I was delighted the day she brought him home for the first time and thought wow she's finally got a really decent guy. They spent most of the end of their school weeks together, they were both at single sex schools but just down the road from each other so would meet up in their lunch breaks. My previously troubled DD became a new person who finally saw someone cared for and loved her, and hence began to love herself much more.
But after 3 months of phone calls home from uni, loving it but struggling missing the boyfriend or worrying about their relationship constantly, when she came home the other day sad that she had ended it I felt nothing but relief. I know at her age and just from knowing her as a person, shes not ready for a really serious relationship. She's been with him 9 months and I know they had sex. I just saw how much she struggled with the pressure of 'making it work', that it got to the point she wasn't enjoying the relationship.
This past year she has really 'found herself' and picked herself up after huge adversity she's been through, she's done this with her boyfriend's support and love but I also know she needs to go it alone a bit, relax and enjoy uni and realise she can be that person she is now single without needing to rely on her boyfriend who has been her 'rock'.
She's now panicing and saying she wants to get back with him but knows its not right and she doesn't want to go back to uni in a long distance relationship again.
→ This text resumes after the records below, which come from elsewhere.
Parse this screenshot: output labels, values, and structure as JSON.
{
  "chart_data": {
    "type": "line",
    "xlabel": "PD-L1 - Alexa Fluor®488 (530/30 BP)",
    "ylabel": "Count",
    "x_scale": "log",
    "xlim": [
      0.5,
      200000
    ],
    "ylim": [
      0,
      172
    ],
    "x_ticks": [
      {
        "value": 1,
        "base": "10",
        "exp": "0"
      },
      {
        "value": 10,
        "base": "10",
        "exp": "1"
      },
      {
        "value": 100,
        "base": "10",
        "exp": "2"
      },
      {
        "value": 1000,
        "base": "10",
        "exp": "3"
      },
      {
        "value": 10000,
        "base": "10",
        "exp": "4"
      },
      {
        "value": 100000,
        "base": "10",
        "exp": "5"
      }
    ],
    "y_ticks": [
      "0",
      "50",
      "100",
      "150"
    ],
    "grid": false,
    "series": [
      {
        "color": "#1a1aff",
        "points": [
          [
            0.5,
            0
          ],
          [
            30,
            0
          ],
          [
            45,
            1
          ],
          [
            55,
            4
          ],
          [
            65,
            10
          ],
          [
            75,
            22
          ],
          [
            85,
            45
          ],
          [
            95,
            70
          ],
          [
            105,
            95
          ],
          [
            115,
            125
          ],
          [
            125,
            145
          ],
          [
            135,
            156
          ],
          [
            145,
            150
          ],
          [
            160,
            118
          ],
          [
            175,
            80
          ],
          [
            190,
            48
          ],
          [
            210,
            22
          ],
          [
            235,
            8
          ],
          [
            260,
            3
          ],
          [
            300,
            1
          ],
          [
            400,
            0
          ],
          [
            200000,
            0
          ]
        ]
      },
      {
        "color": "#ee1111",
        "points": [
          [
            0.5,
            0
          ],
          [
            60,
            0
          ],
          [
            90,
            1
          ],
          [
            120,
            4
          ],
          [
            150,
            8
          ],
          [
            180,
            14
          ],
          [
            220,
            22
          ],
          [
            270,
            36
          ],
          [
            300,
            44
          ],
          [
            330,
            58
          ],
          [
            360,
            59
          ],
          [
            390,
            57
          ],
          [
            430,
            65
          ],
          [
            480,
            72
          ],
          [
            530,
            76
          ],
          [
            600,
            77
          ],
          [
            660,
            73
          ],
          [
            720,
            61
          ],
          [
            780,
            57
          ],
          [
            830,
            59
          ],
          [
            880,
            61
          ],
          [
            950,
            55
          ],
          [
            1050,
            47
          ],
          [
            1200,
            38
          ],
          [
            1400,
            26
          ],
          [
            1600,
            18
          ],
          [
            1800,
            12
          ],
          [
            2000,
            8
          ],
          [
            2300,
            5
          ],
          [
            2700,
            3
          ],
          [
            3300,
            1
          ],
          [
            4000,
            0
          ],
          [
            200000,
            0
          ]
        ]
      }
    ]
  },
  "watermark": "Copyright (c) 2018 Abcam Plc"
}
She was previously leaving her uni to see him at Exeter every few weeks, and he'd do vice versa, but this was unsettling at a time she needed stability to get used to living in her new city.
I'm incredibly proud of how well shes coped at uni and made friends, settled and is making the most of it, but I could see her relationship was a huge stress in her life and no longer something good for her.
AIBU to think (but not inflict this view on DD but let her make her own choice) she has made the right choice, to dread her giving in and getting back with him, becasue i simply think she is not at a time where a long term relationship is right for her?